Organizations need more capabilities around mobile security, it’s more than anti-virus. Everyone considers security around desktop or laptops, but often don’t consider mobile, he explained.
“In the end, it’s all about protecting the data,” said Stevens.
Bring-your-own-device is another area that needs to be managed differently than a device owned by the health provider. Stevens stressed there are tools on the market that organizations can use to put security on those BYOD devices without having to manage the employee’s device.
“The industry still hasn’t gotten the message that you need to encrypt all data at rest.”
Organizations should also consider visibility into those and potentially cutting off those devices from the network that the security teams doesn’t have permission to access, he explained. “It’s saying, ‘I don’t want you to have access to the systems, until you request it.’”
Widup also added that a lot of large organizations allow for BYOD. And while HHS discussed managing endpoints, they didn’t quite go deep enough around mobile storage devices – and potential exploitation.
“The industry still hasn’t gotten the message that you need to encrypt all data at rest,” she said.
While HHS offered practical advice for managing medical device risks, Widup added that they could have gone deeper, as connected devices pose a real threat to patient safety.
“There have been attacks that can shut down critical monitoring devices during a procedure. It’s concerning,” she said. “Devices should be incorporated into incident response plans”.
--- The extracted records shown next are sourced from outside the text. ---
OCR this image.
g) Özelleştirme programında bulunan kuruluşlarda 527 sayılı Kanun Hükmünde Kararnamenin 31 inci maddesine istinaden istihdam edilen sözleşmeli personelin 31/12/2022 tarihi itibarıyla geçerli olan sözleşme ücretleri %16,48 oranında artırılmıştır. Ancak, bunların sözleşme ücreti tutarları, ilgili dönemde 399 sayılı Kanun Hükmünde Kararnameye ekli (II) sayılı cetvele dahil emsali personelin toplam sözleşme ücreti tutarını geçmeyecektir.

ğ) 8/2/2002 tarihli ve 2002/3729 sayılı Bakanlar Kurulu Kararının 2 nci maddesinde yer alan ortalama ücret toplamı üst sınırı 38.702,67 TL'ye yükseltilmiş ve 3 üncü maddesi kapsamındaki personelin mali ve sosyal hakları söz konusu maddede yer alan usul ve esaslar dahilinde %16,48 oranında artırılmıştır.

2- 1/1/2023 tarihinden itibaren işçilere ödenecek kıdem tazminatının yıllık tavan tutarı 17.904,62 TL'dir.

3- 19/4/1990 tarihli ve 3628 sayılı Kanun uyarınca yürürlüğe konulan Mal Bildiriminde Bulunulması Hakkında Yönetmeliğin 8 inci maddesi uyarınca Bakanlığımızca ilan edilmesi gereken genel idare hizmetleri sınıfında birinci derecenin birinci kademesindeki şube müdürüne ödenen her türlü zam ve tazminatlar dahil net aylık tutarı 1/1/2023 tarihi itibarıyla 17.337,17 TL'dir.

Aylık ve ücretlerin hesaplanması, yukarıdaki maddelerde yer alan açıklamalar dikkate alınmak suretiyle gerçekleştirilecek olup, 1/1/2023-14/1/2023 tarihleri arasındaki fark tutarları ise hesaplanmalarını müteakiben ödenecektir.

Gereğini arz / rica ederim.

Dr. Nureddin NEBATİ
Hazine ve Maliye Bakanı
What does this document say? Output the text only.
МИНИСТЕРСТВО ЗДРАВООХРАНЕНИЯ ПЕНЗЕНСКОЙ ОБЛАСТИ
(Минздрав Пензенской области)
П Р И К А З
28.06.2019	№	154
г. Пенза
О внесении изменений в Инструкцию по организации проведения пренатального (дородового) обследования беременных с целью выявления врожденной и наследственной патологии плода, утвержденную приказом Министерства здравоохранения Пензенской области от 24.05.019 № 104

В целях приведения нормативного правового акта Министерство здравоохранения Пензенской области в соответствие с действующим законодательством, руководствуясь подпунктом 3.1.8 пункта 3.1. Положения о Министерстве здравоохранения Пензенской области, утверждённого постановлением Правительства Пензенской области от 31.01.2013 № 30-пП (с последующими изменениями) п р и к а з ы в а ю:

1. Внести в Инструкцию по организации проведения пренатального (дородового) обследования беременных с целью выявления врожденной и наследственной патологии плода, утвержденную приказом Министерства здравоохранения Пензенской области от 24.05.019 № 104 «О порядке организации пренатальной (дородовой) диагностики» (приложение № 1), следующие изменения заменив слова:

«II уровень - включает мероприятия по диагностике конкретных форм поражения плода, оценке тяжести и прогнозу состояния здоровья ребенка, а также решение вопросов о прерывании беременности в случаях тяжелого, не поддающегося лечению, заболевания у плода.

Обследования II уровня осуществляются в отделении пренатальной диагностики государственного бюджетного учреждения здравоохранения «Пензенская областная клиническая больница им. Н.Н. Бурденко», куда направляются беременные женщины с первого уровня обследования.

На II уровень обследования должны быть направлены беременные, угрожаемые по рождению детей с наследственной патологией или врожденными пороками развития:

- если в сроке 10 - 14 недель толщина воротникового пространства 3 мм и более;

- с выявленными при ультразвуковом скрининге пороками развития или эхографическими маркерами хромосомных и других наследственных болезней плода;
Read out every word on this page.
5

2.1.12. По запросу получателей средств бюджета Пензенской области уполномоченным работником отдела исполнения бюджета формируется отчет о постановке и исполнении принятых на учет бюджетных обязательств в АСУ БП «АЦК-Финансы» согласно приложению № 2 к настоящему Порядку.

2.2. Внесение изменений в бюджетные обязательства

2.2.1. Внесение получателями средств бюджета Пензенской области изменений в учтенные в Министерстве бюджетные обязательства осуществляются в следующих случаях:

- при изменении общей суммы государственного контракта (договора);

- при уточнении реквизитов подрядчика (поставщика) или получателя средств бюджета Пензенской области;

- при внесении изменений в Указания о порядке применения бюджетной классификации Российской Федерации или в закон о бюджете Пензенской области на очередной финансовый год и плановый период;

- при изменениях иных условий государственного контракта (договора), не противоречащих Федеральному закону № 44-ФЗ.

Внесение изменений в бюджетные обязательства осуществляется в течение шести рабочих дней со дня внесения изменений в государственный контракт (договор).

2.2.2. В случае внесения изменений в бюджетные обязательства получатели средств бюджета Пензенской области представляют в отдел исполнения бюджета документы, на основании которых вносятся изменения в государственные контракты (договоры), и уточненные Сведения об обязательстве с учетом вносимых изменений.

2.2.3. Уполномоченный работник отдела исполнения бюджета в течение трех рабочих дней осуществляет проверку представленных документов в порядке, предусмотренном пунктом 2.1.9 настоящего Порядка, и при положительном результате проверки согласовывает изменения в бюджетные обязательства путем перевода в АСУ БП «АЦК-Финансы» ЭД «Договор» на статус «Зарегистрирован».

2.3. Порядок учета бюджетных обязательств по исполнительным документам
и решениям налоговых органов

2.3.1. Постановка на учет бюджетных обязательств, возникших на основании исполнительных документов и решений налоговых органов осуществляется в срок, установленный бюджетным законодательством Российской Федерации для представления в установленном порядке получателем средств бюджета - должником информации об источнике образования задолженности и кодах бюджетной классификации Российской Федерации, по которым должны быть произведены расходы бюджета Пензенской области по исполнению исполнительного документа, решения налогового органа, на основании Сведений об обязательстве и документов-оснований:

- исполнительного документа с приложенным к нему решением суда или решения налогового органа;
The chances are people are doing security around devices, but some don’t know how to recognize when something is wrong – or who to contact when something fails, she explained. But it would also be good to have an outline of detection capabilities around devices.
Organizations need to know “how to detect medical device threats and how to put that into response capabilities,” she explained. “It’s still a big challenge and healthcare is largely unprepared.”
Lastly, Widup explained that some recommendations felt better suited for large organizations, such as single sign-on security.
“It’s not a trivial task, and I’m not sure smaller organizations can do something with it,” she said. “Also, multi-factor authentication mentioned control of remote access points, but not around internet-facing systems.”
“A lot of times these are managed by third-parties. They need MFA, as these points are interfacing out there for everyone to hammer on,” she added. “They need additional controls, so they’re far less likely to be hammered on without anyone noticing.”
HHS stressed that the guidance is voluntary, but it does beg the question: How does the agency intend to use the guide? And will there be a second iteration to enhance it?
“It’s great first step. I don’t want to make it seem that the work they’d did was bad. It just needs phase two, which should include some additional guidance, said Stevens. “Mobile isn’t going away. One could argue that desktops and laptops going away. HHS should focus on where the world is heading.”
For Widup, what comes next depends on how HHS intends to use the guide. For example, if someone is breached and then audited, will HHS look to the guide to drive enforcement? The answer won’t come to light in the near future, but it is something to consider.
“It’s great to put something out for proactive people. And this is a great place to start, if you are in a small organization and want to make an impact or change in your security program,” said Widup.
“Regardless of the size of the organization, this is a good place to start if they haven’t done anything on risk mitigation,” she continued. “Even without the budget, the guide shows places that you can start. For example, get an incident response plan going. How you respond is going to matter most.”